Ela teme que sua paixão por essa dança sensual seja percebida como um ataque à sua honra. "Nenhuma família ou marido aceitaria que um homem te visse assim", diz.
Mesmo em um país em plena modernização, essa dança popularizada pelo cinema egípcio dos anos 1940 e 1950 é considerada provocativa demais para ser praticada em público.
- "Medo de ser gravada" -
As participantes rapidamente se distanciam de um universo que tem má reputação, frequentemente associado a mulheres promíscuas, e tratam o curso como uma atividade física.
As duas professoras, que não revelaram seus verdadeiros nomes, consideram-se "instrutoras de dança" e não "dançarinas", devido à conotação negativa da palavra em árabe.
"Transformamos a dança em um esporte", diz uma delas, que se apresenta como Ouni nas redes sociais.
"As sauditas gostam de se divertir e aproveitar a vida, mas sempre dentro dos limites da religião e da decência", destaca. É como uma "festa entre mulheres", "uma maneira de liberar o estresse", aprofunda sua colega, Roro.
"Só dou aulas para mulheres em salas exclusivamente femininas, mas mesmo nesse ambiente sempre há o medo de que uma participante grave e divulgue o vídeo", afirma uma terceira instrutora, sob anonimato.
As três mulheres possuem contas no Instagram, mas só publicam fotos e vídeos sem rostos.
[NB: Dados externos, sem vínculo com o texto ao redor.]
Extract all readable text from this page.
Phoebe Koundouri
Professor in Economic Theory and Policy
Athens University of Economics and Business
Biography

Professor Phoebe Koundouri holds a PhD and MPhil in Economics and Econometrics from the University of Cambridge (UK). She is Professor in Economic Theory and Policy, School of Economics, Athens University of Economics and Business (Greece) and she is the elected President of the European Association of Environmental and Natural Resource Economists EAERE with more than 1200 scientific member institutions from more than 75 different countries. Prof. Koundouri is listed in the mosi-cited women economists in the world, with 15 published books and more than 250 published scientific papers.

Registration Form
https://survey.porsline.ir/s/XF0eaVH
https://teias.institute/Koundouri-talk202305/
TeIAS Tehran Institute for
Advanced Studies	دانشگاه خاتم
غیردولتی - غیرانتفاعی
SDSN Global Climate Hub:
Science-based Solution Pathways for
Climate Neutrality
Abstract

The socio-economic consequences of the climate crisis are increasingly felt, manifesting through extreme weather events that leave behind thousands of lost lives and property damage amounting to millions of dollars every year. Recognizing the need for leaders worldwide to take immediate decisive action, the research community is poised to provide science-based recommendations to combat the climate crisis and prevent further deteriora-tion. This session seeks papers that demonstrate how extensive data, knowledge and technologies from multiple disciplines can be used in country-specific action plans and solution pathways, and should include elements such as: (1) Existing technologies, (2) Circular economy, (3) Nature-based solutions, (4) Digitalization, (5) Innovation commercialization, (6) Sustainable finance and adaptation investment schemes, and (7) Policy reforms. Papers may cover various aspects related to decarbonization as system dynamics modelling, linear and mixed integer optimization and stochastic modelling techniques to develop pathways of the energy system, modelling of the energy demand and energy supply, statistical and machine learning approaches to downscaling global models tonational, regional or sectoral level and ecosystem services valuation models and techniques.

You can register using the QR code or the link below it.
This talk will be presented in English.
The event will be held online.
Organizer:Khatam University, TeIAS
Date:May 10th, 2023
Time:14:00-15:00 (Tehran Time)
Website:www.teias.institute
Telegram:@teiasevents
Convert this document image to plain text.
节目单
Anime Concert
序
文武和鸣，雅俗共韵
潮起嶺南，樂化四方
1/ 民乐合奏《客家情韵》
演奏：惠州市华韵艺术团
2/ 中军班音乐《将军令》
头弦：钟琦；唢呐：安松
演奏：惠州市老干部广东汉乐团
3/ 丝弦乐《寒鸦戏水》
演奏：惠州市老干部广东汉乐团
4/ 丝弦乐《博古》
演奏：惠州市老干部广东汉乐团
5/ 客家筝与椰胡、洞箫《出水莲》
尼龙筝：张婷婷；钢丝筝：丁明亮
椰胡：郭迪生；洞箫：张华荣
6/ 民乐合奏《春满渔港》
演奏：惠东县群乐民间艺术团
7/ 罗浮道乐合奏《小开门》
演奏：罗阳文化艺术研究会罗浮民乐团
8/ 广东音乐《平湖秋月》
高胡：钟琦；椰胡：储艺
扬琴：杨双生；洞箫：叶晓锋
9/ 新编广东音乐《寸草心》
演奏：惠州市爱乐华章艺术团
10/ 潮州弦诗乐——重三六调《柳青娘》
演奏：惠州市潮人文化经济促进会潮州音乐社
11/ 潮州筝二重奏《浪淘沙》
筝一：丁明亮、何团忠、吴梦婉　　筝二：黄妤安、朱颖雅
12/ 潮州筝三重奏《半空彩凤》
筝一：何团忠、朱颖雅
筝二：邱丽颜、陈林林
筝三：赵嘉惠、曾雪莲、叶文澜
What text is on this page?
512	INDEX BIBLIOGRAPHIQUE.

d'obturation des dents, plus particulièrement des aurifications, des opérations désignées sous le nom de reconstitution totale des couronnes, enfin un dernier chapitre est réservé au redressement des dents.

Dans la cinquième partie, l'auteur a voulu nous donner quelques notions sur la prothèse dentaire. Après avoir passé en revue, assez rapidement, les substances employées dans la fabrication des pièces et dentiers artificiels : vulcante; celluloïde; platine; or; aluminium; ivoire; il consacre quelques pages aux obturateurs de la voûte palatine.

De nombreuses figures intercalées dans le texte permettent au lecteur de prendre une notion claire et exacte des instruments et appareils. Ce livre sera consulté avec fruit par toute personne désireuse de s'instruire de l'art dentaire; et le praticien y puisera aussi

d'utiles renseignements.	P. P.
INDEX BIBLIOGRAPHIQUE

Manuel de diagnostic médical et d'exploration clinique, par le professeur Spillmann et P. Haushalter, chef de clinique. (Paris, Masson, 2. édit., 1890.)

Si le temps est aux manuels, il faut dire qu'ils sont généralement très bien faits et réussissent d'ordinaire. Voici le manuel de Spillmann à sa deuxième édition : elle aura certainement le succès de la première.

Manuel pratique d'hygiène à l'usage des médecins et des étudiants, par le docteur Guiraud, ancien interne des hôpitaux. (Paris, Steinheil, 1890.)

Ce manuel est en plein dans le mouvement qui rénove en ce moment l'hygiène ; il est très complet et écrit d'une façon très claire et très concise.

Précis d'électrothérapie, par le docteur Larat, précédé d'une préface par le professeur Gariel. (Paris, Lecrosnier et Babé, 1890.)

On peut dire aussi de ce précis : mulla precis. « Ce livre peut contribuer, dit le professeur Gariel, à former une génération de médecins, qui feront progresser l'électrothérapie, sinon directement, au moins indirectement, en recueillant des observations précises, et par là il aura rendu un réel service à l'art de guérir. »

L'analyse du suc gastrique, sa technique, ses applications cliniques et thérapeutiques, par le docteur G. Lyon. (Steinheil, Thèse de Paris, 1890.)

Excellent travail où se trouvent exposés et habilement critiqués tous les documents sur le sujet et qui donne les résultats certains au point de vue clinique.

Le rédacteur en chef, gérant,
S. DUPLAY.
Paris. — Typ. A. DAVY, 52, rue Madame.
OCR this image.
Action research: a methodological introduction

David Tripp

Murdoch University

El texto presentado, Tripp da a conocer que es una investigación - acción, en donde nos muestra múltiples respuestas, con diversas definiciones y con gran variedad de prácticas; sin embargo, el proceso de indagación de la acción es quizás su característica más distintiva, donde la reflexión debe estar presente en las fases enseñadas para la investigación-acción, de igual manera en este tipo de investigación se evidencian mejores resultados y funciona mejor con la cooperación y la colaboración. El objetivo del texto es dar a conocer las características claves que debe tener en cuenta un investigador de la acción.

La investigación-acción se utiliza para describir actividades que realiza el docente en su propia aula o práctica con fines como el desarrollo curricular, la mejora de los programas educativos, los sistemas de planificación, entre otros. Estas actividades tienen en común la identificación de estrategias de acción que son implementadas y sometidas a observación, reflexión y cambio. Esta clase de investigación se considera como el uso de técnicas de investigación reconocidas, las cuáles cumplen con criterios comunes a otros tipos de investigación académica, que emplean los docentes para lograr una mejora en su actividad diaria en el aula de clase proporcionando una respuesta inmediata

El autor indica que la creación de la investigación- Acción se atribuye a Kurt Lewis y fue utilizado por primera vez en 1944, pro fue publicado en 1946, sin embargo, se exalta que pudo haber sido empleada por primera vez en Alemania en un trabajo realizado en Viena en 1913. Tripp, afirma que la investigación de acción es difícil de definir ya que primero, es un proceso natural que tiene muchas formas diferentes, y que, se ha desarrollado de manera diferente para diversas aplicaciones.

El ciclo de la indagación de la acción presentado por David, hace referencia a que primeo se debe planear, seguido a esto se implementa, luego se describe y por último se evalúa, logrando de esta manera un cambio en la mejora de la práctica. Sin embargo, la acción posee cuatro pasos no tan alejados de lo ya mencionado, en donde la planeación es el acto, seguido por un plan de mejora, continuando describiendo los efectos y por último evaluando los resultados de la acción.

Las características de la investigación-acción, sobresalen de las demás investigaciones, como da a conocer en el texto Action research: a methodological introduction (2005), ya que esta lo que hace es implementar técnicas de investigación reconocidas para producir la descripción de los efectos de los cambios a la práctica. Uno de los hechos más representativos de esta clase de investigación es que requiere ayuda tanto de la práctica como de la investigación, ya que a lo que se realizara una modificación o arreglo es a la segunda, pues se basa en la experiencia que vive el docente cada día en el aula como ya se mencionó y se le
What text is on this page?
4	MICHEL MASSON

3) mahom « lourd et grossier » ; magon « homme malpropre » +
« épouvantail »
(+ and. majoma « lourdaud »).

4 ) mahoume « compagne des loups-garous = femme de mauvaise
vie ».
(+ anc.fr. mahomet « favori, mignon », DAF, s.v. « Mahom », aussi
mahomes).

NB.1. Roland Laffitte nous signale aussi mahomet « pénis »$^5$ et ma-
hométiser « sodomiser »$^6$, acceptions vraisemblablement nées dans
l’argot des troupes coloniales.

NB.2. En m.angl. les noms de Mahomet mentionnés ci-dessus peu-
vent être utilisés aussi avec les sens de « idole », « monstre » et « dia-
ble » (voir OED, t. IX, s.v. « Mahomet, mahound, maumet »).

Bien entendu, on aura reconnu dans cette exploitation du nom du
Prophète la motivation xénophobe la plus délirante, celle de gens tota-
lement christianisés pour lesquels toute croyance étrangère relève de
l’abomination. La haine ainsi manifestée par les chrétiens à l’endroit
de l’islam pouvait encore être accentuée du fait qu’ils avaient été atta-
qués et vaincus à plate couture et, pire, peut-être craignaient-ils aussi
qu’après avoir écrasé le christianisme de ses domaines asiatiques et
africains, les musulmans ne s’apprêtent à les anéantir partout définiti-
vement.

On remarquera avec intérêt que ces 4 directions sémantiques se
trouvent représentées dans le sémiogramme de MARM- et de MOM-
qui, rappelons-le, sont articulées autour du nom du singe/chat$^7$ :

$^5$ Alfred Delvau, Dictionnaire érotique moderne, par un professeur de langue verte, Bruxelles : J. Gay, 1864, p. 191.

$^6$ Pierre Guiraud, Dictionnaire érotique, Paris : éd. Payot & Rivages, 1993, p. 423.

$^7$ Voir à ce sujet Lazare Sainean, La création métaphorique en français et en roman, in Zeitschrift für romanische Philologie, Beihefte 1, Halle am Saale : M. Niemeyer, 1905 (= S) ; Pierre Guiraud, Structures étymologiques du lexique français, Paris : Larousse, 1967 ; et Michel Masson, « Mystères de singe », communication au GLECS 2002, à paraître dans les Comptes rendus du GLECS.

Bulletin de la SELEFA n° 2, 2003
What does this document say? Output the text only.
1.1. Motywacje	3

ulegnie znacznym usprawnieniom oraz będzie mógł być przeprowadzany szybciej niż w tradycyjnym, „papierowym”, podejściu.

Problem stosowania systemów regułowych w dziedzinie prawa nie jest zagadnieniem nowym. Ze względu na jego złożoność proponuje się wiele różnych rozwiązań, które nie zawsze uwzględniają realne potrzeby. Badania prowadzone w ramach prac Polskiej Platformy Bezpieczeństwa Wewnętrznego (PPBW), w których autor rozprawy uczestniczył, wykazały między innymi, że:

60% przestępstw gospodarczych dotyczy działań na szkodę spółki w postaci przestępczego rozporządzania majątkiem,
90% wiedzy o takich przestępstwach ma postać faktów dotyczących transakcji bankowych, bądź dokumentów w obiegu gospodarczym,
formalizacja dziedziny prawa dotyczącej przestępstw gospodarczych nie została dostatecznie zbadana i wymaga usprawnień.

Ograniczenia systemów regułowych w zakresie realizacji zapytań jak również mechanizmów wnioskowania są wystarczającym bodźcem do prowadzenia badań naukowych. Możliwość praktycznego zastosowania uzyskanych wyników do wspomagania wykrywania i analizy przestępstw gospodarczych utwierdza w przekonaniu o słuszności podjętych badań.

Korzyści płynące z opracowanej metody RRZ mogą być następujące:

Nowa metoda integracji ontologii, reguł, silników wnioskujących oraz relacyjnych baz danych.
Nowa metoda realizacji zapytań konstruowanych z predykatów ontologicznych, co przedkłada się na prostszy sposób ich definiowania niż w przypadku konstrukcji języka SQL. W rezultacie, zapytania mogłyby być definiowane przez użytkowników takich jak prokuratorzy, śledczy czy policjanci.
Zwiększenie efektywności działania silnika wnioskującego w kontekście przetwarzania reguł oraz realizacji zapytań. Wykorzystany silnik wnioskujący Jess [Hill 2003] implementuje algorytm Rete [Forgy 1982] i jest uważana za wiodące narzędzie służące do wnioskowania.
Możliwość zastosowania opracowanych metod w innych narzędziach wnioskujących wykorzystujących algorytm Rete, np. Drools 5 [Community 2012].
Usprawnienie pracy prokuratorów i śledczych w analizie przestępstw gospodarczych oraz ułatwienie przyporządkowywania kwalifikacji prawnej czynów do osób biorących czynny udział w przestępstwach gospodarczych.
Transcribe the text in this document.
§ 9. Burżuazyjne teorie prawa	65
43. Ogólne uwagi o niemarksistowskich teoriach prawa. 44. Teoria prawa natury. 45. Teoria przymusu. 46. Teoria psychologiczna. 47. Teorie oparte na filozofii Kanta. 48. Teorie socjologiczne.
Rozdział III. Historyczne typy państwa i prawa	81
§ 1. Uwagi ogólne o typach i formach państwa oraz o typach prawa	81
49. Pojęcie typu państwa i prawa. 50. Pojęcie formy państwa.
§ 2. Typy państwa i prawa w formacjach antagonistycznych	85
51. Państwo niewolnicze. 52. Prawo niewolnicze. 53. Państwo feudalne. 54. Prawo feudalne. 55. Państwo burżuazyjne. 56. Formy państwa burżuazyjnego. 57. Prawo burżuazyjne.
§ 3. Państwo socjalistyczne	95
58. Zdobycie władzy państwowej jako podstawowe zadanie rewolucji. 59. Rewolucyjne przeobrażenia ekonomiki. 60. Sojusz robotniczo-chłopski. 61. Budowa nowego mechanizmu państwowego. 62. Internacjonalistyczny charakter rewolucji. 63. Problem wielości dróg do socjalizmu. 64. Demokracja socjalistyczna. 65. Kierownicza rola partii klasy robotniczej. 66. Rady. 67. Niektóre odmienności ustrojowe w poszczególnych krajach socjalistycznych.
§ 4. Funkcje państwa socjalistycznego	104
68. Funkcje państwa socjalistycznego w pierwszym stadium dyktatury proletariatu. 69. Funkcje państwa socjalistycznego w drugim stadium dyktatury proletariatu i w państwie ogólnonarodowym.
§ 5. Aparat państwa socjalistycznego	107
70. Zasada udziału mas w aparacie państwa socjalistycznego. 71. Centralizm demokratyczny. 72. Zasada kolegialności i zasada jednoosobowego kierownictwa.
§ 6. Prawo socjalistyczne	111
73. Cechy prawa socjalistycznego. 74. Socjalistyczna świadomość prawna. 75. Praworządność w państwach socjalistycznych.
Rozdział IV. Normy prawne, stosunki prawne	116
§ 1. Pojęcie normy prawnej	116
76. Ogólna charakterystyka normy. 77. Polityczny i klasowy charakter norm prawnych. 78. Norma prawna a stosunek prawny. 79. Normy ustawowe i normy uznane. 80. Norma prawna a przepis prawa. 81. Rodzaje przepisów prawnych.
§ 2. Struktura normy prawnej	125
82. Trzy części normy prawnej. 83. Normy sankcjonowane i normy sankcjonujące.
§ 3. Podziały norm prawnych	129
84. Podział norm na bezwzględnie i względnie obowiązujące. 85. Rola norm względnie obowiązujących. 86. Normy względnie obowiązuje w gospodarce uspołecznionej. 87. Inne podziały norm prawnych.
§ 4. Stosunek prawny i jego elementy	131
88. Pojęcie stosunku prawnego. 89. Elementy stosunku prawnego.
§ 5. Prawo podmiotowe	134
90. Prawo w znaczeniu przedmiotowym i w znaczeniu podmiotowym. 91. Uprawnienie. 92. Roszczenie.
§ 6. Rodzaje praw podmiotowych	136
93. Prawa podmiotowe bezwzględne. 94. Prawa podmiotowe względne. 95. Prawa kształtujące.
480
No estúdio de dança, o uso de telefones é estritamente controlado para evitar a divulgação de imagens.
- Força -
As mulheres estiveram afastadas durante muitos anos de qualquer prática esportiva no reino conservador.
Sob o impulso do príncipe herdeiro Mohammed bin Salman, de 40 anos, o reino revogou algumas das rigorosas leis impostas às mulheres, como a proibição de dirigir e a obrigação de usar abaya e véu, mas, de maneira geral, a população permaneceu conservadora.
A dança do ventre "não vem da península arábica e é mais provocante do que as danças regionais", explica Lisa Urkevich, professora de musicologia e etnomusicologia na Universidade de Georgetown.
"Por isso, algumas famílias podem não querer que uma jovem a pratique", acrescenta. Mas a Arábia Saudita é um país grande, com opiniões diversas e, mesmo "dentro de uma mesma família, as opiniões sobre a dança e as mulheres podem variar", destaca.